The diagram below illustrates the sequence of calls required to correctly process an upload.

external storage upload

The user calls API resource transfer/upload of endpoint filesystem with the parameters
- path: destination of the file in the HPC cluster
- fileName: destination name of the file
- fileSize: size of the file to transfer expressed in bytes
FirecREST processes the request and, if valid, generates a dedicated bucket on S3 for the specific user. All further file transfers are conducted within this bucket
FirecREST schedules a job on the HPC cluster that waits for the completion of the upload in the S3 bucket
FirecREST returns the following information to the user
- maxPartSize: the maximum size for parts
- partsUploadUrls: one distinct upload URL per part
- completeUploadUrl: the URL to complete the multipart upload in compliancy with S3 protocol
- transferJob: information to track the data transfer job
The user uploads data on applying the multipart protocol with presigned URLs. An S3 object, labeled with the file name and uniquely tagged by a UUID, is created within the user's bucket to receive the file parts and merge them into the final uploaded file. The protocol to be followed by users is implemented through the following steps:
1. Split the file into parts of maximum size as specified
2. Upload each part with the given URLs, collecting the returned E-Tags for checkdata integrity verification
3. Complete the upload with the given URL, providing the list of the E-Tags
The data transfer job detects the upload completion
The data transfer job downloads the incoming data from S3 to the destination specified by the user

Download Data From Extern¶

Exporting large data file from the HPC cluster to external systems begins with a user's request to download data. FirecREST returns a presigned URL to access the S3 object and then it schedules a job to upload the data to an S3 object into the user's data bucket. The user must wait until the upload process within the HPC infrastructure is fully complete before accessing the data on S3.

To address any potential limitations, FirecREST schedules a job to transfer data to S3 using the multipart upload protocol. This process is entirely transparent to the user and ensures that the S3 object becomes accessible only once the transfer is successfully completed.

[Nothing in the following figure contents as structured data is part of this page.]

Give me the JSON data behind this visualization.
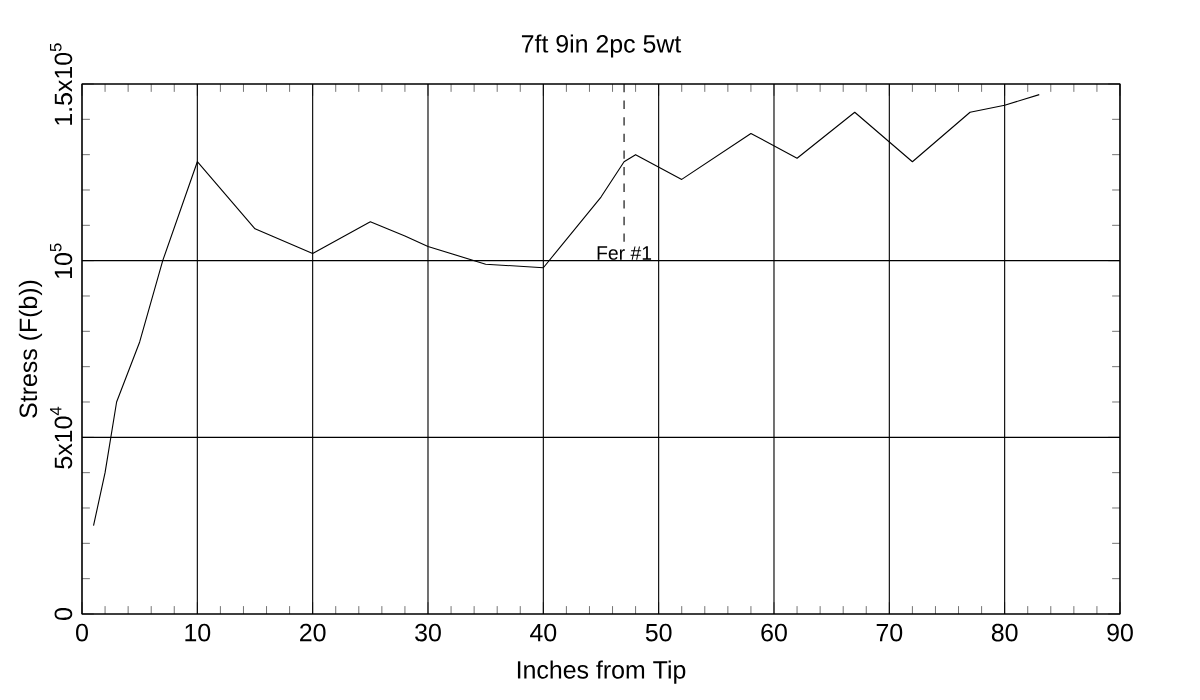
{
  "chart_data": {
    "type": "line",
    "title": "7ft 9in 2pc 5wt",
    "xlabel": "Inches from Tip",
    "ylabel": "Stress (F(b))",
    "x": [
      1,
      2,
      3,
      5,
      7,
      10,
      15,
      20,
      25,
      28,
      30,
      35,
      40,
      45,
      47,
      48,
      52,
      58,
      62,
      67,
      72,
      77,
      80,
      83
    ],
    "values": [
      25000,
      40000,
      60000,
      77000,
      100000,
      128000,
      109000,
      102000,
      111000,
      107000,
      104000,
      99000,
      98000,
      118000,
      128000,
      130000,
      123000,
      136000,
      129000,
      142000,
      128000,
      142000,
      144000,
      147000
    ],
    "color": "#000000",
    "xlim": [
      0,
      90
    ],
    "ylim": [
      0,
      150000
    ],
    "xticks": [
      0,
      10,
      20,
      30,
      40,
      50,
      60,
      70,
      80,
      90
    ],
    "yticks": [
      0,
      {
        "value": 50000,
        "label": "5x10$^{4}$"
      },
      {
        "value": 100000,
        "label": "10$^{5}$"
      },
      {
        "value": 150000,
        "label": "1.5x10$^{5}$"
      }
    ],
    "grid": true,
    "marker": "none",
    "line_style": "solid",
    "ref_lines": [
      {
        "axis": "x",
        "value": 47,
        "label": "Fer #1",
        "line_style": "dashed"
      }
    ]
  }
}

Once the presigned URL is provided by FirecREST, users can access the S3 bucket without any restrictions. The maximum file size allowed for a single download by S3 accommodates even large exported data files, in a single transfer.

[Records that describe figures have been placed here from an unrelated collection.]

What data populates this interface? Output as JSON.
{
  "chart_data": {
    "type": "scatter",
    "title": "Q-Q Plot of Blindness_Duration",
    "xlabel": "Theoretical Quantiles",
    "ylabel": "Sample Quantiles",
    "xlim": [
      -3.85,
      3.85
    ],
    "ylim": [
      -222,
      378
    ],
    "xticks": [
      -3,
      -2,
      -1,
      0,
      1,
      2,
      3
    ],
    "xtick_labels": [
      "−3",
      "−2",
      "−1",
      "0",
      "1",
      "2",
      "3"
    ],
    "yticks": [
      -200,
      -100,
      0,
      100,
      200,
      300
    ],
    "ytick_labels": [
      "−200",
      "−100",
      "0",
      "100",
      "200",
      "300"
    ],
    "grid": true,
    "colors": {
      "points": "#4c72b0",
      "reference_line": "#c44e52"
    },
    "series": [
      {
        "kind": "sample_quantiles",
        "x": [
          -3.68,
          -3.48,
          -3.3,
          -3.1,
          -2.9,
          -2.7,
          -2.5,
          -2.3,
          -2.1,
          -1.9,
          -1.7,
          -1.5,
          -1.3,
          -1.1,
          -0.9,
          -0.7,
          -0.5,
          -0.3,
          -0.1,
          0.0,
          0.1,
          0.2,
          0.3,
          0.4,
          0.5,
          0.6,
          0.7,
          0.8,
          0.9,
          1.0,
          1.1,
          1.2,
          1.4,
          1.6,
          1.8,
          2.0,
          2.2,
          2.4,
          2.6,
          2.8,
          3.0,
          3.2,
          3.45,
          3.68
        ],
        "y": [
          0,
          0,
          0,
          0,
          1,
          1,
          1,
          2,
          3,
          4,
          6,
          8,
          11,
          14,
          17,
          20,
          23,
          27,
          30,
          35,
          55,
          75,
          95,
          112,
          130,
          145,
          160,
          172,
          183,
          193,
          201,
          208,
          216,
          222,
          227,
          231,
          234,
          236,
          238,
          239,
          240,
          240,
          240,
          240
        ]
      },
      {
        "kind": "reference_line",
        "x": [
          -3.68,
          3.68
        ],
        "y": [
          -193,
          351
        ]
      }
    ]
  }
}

The diagram below illustrates the sequence of calls required to correctly process a download.

external storage upload

The user calls API resource transfer/download of the filesystem endpoint providing the following parameter
- path: source of the file in the HPC cluster
FirecREST processes the request and creates a dedicated bucket on S3 for the specific user (the same can be used for file transfer upload).
FirecREST schedules the data transfer job and responds to the user with the followng data:
- downloadUrl: the presigned URL to access the S3 object containing the requested data
- transferJob: information to track the data transfer job
The transfer job generates an S3 object within the user's designated bucket, labeled with the file name and uniquely tagged with a UUID. It automatically transfers data from the specified source into the bucket, utilizing the multipart upload protocol
Once the transfer is complete, the user can access the S3 object in the bucket until the expiration period ends

Although single-file download is an option, S3 supports HTTP Range Request, which can be used to parallelly download chunks of a file stored in the S3 bucket.